My goal is to limit how often I touch a particular email so I quickly review my inbox and then sort emails to their appropriate category.
This starts with four basic categories:
- Read and delete. I review the email and determine if it needs any further action. If there’s no action required or need to archive the email, I delete it. There’s no reason to keep it around to clutter up my inbox and distract me when I come back in.
- Forward to someone else. I get a lot of technical support questions. Fortunately I have four community managers who can help with these. So I divvy up those requests and forward to one of my community managers. This way the person who needs help isn’t waiting on me to respond. I also have some email responses set up with relevant links so that when I get technical questions I have quick access to the resources they need.
- Move to “Answer this” folder. If I can’t quickly forward the email to someone else (or the email requires a more detailed response) I move it to my “Answer this” folder. I’ll get to it later during the time designated to answer emails.
- Move to “Do this” folder. This is my highest priority folder. It contains emails related to projects or known deadlines. They are the things I need to do right away. So this is the first folder I go through to make sure that I am on top of things.
This simple sorting process has cut my time with emails significantly.
Set a Specific Time to Review Emails
I take about 30 minutes at the beginning of the day where I quickly sort new emails. I can do a quick review of what’s there and also stay abreast of any immediate concerns.
Later in the day, I set about 90 minutes or so (sometimes it takes a lot longer) to answer emails. I try to knock off the “to do” emails first, and then get to the “answer this” emails. This helps me stay on track with those things that have deadlines or due dates.

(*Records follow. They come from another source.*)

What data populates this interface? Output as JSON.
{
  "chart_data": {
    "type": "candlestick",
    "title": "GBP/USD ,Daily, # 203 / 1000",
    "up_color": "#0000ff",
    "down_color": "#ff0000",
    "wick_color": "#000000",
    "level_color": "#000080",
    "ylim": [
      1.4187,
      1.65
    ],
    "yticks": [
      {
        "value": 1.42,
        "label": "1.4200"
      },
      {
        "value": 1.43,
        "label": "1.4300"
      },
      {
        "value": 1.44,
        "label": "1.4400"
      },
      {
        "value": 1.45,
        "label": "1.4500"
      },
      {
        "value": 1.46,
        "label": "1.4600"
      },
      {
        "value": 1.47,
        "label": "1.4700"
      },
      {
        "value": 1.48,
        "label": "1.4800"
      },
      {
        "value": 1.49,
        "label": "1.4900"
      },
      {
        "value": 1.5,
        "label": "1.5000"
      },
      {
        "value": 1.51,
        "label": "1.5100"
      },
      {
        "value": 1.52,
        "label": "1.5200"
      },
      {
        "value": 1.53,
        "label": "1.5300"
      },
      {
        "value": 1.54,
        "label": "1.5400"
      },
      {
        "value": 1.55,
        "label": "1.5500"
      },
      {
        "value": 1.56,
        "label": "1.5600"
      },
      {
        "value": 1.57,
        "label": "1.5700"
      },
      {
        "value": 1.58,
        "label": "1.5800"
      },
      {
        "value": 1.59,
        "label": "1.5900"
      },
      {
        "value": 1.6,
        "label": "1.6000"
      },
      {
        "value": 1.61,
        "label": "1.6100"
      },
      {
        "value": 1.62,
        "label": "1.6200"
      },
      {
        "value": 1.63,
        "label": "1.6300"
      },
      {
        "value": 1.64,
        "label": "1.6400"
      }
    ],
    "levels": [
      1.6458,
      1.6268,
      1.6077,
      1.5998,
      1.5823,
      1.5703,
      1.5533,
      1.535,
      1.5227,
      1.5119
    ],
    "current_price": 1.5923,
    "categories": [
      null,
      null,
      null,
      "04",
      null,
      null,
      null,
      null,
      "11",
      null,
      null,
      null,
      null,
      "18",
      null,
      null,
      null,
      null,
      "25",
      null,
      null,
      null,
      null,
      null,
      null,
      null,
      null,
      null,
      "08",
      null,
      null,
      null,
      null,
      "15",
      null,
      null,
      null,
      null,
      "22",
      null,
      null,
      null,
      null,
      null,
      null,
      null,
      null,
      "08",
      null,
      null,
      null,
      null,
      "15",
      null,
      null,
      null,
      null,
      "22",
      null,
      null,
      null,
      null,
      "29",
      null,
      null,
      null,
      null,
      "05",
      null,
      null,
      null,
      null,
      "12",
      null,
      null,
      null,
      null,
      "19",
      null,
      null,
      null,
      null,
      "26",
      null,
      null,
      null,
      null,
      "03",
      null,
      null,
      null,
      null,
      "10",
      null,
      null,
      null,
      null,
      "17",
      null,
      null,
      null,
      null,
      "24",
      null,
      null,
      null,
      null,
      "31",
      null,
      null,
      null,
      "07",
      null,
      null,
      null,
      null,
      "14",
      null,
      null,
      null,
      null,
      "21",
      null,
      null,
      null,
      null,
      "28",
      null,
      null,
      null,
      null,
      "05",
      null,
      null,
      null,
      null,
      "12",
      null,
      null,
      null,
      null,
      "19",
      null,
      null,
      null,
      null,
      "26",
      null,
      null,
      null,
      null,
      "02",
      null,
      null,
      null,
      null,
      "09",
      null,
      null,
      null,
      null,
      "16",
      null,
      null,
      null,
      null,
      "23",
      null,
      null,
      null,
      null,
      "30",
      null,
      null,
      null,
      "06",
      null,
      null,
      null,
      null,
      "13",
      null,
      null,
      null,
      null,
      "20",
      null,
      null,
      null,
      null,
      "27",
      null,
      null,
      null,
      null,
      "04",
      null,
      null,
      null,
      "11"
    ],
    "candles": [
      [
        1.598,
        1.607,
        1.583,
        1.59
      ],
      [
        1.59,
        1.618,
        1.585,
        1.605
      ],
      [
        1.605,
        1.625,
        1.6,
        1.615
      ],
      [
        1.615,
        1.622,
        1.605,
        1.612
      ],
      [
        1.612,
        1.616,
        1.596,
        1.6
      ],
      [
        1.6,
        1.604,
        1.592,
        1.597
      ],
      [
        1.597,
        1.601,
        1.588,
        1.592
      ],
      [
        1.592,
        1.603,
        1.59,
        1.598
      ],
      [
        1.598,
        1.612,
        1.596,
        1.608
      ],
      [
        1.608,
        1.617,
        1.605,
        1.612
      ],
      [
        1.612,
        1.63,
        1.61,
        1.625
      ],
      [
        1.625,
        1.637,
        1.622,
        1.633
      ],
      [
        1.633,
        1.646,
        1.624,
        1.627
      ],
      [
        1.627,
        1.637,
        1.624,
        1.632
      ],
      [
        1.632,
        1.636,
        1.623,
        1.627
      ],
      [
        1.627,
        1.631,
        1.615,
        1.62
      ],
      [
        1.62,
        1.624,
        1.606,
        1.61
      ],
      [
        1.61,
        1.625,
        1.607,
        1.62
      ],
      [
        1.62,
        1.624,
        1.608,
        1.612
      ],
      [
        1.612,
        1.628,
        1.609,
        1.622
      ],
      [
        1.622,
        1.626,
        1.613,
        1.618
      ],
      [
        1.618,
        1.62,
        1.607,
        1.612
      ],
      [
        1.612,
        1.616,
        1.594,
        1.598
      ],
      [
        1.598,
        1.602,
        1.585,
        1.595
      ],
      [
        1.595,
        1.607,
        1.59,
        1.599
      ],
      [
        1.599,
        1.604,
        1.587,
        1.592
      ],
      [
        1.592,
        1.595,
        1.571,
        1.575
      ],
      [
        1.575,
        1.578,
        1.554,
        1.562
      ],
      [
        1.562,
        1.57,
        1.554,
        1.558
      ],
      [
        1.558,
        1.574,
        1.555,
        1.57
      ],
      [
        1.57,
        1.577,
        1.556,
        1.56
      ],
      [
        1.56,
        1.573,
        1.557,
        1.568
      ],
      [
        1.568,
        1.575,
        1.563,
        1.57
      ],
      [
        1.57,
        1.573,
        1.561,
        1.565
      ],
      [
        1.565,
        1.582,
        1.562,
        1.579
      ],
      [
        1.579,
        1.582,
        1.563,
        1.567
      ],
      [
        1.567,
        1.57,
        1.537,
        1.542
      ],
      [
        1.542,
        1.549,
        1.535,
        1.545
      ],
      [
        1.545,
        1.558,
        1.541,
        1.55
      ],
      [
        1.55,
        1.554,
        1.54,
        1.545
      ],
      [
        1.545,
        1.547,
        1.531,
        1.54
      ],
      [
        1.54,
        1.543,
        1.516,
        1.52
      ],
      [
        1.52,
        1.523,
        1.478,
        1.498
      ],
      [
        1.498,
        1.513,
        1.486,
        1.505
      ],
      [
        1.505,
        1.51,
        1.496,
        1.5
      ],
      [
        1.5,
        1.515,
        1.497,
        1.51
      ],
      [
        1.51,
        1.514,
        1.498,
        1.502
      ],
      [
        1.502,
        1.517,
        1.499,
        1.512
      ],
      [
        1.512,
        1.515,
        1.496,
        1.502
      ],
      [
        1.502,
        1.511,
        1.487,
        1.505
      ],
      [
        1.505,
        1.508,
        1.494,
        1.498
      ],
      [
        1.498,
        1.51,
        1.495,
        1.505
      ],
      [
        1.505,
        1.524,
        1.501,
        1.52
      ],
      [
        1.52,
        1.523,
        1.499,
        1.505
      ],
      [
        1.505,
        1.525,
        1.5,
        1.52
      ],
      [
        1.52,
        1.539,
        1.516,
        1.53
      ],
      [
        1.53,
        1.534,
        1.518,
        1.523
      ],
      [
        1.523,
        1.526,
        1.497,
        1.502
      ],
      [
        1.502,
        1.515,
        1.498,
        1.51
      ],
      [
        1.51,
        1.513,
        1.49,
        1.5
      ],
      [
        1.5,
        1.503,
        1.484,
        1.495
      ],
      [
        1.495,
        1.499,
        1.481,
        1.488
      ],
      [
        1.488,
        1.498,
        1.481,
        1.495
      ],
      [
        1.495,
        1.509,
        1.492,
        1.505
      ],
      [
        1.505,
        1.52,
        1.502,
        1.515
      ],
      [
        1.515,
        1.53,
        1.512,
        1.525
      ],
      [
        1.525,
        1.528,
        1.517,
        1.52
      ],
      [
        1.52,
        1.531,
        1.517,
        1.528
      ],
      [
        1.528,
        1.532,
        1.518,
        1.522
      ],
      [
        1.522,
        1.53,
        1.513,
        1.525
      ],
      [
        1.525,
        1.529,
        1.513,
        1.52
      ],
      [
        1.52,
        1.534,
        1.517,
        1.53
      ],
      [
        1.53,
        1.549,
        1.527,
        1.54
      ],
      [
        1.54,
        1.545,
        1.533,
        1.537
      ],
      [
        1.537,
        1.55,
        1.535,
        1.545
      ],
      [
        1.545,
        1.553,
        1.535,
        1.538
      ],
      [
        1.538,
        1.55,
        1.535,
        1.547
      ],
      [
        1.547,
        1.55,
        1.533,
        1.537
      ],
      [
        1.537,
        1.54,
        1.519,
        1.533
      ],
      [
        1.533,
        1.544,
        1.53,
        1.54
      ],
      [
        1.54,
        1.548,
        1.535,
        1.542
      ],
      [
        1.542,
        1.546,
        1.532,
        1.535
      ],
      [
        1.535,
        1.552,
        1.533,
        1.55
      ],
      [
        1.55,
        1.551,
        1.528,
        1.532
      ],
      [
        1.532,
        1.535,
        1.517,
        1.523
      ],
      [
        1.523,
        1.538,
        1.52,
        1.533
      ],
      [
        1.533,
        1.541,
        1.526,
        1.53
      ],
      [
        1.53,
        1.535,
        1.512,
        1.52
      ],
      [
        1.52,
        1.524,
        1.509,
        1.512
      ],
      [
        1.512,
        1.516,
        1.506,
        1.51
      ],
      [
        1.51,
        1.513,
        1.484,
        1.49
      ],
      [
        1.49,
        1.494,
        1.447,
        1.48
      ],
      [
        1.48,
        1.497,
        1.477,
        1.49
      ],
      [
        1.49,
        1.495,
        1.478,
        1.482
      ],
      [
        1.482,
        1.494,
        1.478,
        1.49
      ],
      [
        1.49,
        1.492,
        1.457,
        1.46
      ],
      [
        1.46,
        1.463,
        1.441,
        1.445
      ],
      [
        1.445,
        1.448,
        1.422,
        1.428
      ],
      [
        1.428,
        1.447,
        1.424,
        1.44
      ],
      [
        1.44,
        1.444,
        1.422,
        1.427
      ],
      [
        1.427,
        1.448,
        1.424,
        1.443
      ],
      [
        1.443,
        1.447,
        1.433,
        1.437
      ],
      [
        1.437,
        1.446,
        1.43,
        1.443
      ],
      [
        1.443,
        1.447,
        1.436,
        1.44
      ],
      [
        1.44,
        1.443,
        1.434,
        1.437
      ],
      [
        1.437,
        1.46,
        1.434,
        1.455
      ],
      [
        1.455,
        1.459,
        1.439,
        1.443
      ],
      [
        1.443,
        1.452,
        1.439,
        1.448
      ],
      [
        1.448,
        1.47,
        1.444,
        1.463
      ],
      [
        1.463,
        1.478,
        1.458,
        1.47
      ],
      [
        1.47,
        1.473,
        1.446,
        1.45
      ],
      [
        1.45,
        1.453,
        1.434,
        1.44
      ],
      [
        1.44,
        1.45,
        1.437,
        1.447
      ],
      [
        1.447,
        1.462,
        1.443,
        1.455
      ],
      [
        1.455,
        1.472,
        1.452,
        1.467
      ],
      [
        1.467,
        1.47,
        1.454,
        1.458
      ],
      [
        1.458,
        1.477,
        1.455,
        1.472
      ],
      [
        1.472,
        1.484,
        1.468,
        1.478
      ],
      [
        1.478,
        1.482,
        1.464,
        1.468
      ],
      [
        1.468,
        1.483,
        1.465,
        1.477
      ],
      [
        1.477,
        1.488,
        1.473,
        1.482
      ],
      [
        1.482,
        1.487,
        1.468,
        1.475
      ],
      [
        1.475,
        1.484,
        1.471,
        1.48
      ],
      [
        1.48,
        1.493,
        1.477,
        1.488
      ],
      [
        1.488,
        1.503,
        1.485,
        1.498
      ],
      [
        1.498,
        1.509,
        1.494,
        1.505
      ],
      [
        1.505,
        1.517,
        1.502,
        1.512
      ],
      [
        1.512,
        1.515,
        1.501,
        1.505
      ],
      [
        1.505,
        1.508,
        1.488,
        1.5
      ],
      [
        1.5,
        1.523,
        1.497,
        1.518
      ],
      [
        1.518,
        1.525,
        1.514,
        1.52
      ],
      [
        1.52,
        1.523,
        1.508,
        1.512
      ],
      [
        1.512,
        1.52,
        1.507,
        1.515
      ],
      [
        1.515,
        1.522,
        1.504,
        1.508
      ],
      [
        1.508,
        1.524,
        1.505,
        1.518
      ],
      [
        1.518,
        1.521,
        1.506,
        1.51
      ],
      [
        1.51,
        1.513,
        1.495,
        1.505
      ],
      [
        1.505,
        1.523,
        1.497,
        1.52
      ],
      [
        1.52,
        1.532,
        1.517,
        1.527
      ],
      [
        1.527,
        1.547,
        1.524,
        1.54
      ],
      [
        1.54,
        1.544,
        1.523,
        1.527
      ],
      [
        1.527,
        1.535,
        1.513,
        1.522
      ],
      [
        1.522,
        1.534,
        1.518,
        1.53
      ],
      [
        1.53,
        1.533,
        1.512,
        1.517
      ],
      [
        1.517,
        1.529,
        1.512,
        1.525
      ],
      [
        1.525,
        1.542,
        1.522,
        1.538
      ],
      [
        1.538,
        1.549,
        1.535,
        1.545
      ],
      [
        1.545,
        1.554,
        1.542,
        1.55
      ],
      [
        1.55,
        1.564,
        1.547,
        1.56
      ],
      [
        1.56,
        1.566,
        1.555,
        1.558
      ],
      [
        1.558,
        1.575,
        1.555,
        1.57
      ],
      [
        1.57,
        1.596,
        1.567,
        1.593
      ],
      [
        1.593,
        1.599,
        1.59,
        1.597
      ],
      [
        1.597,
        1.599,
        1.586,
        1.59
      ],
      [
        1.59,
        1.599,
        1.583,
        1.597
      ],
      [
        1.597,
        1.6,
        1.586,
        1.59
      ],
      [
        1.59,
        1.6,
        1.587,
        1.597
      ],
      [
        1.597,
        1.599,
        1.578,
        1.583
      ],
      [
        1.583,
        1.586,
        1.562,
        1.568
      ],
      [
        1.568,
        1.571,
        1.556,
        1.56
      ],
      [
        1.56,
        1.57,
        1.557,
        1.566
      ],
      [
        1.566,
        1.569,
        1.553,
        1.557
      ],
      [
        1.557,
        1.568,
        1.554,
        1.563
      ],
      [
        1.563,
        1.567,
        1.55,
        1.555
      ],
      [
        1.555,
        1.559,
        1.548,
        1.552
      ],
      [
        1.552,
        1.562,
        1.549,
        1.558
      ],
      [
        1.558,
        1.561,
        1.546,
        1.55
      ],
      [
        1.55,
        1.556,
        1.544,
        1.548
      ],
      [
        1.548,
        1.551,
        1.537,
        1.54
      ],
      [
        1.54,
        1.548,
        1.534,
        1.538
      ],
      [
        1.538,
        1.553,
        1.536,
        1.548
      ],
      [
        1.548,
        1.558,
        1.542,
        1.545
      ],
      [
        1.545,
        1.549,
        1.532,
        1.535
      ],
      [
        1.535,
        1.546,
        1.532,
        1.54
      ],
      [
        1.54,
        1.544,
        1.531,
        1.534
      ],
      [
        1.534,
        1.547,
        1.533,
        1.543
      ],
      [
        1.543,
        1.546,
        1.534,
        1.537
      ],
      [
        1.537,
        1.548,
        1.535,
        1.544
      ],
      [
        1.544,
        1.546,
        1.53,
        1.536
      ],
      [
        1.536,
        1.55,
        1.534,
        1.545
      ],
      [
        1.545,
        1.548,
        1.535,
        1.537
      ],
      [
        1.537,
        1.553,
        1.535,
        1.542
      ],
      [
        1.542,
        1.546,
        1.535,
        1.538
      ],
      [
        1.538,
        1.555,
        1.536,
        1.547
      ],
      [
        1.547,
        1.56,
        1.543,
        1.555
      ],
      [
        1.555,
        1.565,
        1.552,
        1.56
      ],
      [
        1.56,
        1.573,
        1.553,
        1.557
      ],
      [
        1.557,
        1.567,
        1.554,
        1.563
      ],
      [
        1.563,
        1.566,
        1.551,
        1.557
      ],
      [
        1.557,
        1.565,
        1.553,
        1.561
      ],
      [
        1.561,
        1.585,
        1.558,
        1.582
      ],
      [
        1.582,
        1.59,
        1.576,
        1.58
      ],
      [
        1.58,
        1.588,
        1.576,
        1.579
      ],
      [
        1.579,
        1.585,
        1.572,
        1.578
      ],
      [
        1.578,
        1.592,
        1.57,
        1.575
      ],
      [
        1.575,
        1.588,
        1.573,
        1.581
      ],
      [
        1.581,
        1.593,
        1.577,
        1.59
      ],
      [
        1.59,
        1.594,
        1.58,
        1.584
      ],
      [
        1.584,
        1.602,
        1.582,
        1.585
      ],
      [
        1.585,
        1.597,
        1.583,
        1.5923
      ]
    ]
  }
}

Before I set a specific time to answer emails I’d do it on the fly or in the time I had between meetings and projects. The problem was that I was less productive and there would always be things in the emails that pulled me away from more important tasks. Today I just let the emails sit until my designated time.
Turn off the Spigot
I get lots emails from blog readers and the community. I can control some of that by the channels I offer for self-service like the tutorials in the community and quick access to other resources.
I also get notifications from all sorts of social media sites and services like Twitter, Facebook, and LinkedIn. Most of that stuff is noise and will consume time; and even if they don’t consume a lot time, they are still the types of little distractions that can pull you out of the zone and not allow good concentration on completing tasks.
To counter this I turn off the notifications and visit the social media sites based on a schedule. Just like I have a set time for email and real projects, I have a set time to review social media alerts and other information. This has been a massive help to getting things done.
Here are some tools I use to manage my emails and other alerts:
- Quick Steps in Outlook 2010 is your friend. I have a bunch of Quick Steps that let me filter and respond to emails in seconds. That is one of the biggest helps to me the past couple of years. I can also assign categories so it’s much easier to review the emails.
- Find a social media tool. I’ve tried a few and settled on Hootsuite . It lets me manage my social media alerts and filters. For the most part it gives me a single point of contact for all of those sites. There are other good tools out there like TweetDeck. Find one and learn to use it.
- Guide your time management. I have an iPad and use the 30/30 app. I set a specific time to work on a task and the app helps me stay focused. I’ve also been trying to get my kids to use it for their school work. I’ll let you know how that goes in a couple of years.
Over the years I’ve read some good books on time management that have helped. I like the Hamster Revolution and the stuff I’ve read on Getting Things Done. Personally I’ve found that the key is to develop a good simple strategy and then work at sticking with it. And the strategy that works best for me is one that is intuitive and works without requiring a whole new personality.
I’m no expert on email management and I’m sure there are hundreds of great resources available online. But the tips above have helped me thus far and perhaps they’ll help you, too especially when working on elearning projects.
What do you do to manage your emails? I’d love to know.